Today I hooked a 230 volt battery to the inverter where the solar panel is supposed to be connected. It seemed to work okay for small loads like 600w but when I turned on the 1.4kw Shop-Vac that has a startup surge of kw6 the inverter shut down with an error and said arc fault. Then I tried exporting to the grid and it was working for a while until my battery had a sudden change in voltage because it was actually my Toyota Prius and the engine was starting up. That gave the arc fault error again and it shut down. It would sort of randomly give the arc fault error and shut down so I'll say as of now it's simply not reliable the way it is. that's too bad because the solar panel voltage input ranges from 85 volts up to 570 which would have made it the perfect setup for hooking straight to a wide range of electric vehicle batteries at their stock voltages. I'm thinking maybe I should have twisted the 20 foot wires around each other that stretched between the battery and the inverter. Maybe that would help?
 
I tried putting a bunch of water heater elements in parallel and running the power positive wire from the Prius battery through the elements and then on its way to the inverters solar panel input. Doing it like this I can make it work a little more stable but I'm still having the arc fault error. Does anybody think an inductor might work? I hear they're supposed to remove high frequency from the circuit and I heard that the arc fault detector is looking for the high-frequency signature of an arc. So it makes sense that it might help but are there different size inductors for different frequencies? What frequency am I trying to filter out?

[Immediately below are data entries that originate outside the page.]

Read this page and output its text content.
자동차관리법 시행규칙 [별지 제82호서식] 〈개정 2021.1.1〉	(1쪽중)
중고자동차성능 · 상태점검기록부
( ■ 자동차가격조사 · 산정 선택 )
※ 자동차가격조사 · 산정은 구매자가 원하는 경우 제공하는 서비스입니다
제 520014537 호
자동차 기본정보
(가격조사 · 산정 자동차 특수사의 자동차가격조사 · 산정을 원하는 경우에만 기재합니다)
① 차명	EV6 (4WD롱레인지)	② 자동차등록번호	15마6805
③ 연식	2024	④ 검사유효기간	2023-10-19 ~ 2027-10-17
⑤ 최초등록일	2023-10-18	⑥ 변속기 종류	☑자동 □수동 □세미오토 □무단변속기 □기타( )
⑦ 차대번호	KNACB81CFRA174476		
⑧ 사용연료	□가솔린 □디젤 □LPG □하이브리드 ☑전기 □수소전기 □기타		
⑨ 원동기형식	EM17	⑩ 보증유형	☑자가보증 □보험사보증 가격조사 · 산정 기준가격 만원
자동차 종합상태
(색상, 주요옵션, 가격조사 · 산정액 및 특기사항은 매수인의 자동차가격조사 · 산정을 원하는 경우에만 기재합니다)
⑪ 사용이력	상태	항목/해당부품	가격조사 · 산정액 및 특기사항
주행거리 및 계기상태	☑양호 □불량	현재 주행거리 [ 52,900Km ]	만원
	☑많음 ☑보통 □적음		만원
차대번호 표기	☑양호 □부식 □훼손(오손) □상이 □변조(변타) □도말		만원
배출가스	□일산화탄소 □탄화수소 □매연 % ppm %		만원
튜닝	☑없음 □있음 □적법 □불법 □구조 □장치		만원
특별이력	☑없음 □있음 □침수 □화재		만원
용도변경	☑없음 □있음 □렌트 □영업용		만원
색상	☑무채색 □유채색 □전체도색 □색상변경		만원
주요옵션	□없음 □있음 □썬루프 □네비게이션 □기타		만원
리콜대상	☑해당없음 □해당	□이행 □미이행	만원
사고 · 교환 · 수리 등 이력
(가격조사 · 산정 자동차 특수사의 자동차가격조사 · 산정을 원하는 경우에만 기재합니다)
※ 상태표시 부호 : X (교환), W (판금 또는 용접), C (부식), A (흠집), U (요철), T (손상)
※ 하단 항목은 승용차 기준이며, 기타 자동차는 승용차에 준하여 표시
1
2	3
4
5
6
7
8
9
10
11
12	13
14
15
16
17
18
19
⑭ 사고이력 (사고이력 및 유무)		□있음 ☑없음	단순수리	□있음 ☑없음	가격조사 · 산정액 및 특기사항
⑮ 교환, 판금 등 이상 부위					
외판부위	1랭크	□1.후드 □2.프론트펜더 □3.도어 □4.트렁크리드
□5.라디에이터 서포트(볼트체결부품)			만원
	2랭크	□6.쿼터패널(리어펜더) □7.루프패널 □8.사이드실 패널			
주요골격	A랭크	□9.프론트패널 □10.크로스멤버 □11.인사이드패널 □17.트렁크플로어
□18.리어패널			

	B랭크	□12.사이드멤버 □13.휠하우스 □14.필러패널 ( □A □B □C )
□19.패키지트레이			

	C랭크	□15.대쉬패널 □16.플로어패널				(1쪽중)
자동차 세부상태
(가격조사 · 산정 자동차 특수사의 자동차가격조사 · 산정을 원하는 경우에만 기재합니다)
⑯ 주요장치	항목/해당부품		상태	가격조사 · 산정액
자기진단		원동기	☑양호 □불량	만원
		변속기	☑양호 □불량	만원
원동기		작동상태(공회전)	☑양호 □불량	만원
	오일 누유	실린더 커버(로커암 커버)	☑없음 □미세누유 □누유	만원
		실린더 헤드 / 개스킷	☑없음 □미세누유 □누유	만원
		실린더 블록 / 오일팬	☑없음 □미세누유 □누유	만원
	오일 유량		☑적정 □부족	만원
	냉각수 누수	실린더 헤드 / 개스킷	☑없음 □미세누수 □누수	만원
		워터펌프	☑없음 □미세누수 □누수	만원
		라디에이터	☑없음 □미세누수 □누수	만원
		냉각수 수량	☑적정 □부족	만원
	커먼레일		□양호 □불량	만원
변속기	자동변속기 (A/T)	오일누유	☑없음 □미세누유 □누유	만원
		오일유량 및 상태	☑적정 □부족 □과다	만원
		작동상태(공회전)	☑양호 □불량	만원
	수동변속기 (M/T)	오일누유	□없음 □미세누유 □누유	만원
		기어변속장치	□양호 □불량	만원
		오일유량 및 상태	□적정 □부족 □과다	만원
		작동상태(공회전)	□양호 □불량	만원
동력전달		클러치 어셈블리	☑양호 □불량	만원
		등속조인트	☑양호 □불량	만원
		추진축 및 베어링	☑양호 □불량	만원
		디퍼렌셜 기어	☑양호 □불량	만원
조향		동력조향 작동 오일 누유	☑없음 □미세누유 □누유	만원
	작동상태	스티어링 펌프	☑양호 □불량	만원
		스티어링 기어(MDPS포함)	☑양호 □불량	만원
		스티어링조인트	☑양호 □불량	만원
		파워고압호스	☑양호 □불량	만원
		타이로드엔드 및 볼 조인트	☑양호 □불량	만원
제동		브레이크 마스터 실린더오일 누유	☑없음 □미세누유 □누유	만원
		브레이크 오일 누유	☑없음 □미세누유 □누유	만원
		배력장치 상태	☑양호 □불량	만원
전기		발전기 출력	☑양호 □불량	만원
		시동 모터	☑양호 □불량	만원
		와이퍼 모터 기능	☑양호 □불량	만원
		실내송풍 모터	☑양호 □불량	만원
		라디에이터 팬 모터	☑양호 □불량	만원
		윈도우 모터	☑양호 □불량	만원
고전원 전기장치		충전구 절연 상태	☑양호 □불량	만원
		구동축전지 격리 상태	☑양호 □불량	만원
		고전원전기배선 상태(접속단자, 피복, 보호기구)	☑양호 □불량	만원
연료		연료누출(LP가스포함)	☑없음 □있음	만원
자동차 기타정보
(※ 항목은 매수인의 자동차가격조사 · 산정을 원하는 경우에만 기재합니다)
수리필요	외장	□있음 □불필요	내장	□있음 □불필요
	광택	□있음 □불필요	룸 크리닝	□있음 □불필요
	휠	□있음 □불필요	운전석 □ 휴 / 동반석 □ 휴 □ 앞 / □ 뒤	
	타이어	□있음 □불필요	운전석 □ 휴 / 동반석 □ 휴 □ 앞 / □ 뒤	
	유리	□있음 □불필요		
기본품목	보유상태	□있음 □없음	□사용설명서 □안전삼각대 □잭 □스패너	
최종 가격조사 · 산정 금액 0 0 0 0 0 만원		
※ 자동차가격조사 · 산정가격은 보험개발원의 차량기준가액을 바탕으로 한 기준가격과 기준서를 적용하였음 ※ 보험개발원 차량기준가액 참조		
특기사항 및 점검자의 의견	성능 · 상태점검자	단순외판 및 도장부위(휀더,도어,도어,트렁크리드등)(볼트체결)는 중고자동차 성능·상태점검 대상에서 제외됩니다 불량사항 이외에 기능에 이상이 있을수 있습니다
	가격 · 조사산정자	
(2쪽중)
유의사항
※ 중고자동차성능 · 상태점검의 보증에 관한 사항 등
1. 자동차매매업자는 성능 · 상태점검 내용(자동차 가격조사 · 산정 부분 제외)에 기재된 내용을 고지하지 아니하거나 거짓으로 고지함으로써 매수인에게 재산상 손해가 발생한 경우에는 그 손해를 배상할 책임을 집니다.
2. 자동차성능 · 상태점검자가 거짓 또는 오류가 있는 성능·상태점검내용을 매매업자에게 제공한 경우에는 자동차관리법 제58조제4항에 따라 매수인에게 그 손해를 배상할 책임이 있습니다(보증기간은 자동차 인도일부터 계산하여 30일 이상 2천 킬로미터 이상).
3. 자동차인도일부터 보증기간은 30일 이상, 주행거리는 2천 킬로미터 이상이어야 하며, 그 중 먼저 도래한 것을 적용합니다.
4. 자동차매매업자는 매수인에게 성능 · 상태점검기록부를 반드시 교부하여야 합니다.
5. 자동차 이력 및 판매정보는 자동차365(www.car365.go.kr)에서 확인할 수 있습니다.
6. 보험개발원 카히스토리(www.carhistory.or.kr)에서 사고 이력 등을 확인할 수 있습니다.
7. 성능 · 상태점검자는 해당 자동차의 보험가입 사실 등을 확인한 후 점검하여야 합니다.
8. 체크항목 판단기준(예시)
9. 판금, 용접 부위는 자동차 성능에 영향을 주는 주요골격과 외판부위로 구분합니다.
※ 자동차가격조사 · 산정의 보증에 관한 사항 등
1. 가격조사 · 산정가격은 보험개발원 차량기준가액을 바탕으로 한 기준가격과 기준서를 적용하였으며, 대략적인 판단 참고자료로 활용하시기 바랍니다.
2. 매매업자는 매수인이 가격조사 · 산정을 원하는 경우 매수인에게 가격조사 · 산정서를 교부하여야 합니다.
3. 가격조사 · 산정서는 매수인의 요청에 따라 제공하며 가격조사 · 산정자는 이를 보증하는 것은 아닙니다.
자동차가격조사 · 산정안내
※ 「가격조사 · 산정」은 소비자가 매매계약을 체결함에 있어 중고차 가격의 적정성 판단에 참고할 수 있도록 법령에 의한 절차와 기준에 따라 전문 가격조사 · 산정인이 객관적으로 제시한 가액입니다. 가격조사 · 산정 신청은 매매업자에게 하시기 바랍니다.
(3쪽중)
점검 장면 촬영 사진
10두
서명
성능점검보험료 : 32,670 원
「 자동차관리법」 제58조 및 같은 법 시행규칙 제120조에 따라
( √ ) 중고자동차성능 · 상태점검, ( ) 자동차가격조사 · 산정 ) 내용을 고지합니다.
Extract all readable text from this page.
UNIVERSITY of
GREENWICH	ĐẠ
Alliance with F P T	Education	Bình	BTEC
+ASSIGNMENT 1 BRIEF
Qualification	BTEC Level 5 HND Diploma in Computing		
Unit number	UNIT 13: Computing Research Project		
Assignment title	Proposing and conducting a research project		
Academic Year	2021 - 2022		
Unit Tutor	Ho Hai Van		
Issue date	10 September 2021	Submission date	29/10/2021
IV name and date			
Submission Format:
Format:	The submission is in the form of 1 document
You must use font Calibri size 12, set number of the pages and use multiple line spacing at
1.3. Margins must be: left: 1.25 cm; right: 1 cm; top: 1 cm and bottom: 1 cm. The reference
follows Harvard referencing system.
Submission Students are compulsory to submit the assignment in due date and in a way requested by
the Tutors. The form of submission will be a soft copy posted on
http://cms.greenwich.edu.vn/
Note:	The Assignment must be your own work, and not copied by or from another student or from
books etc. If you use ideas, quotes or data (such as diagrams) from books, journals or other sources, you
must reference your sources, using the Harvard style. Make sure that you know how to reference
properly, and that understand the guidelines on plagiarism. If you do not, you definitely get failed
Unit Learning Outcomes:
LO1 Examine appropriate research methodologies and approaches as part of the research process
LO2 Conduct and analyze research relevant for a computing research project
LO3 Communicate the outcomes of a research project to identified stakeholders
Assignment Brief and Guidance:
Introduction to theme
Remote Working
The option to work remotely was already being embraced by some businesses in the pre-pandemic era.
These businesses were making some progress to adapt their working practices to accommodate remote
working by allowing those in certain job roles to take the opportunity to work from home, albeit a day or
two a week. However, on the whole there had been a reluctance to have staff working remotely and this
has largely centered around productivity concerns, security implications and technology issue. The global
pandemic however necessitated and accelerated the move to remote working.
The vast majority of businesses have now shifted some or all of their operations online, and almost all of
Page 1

But then there is the issue of when I disconnect the negative wire between the Prius and the inverter there will be a voltage Spike come from the inductor into the inverter. I figure the spike might be as high as three thousand volts. It's just a sort of guess though am I wrong? People say to put a diode across the inductor but backwards causing any Spike to be sent back to cancel itself out. They say this is to protect the transistors but what's to say it won't just blow up the diode?
 
CoinHead? How did you get into the Password menu? I have one of these that I am trying to install and it’s frustrating me to no end. There is supposed to be an override to allow this H6 to charge batteries from Grid power if you have too many non-sunny days and your batteries get low.

I have it hooked up to a hand built 160v LiPo battery bank and 6kW of Solar Panels. But have plans to expand both to the systems maximums.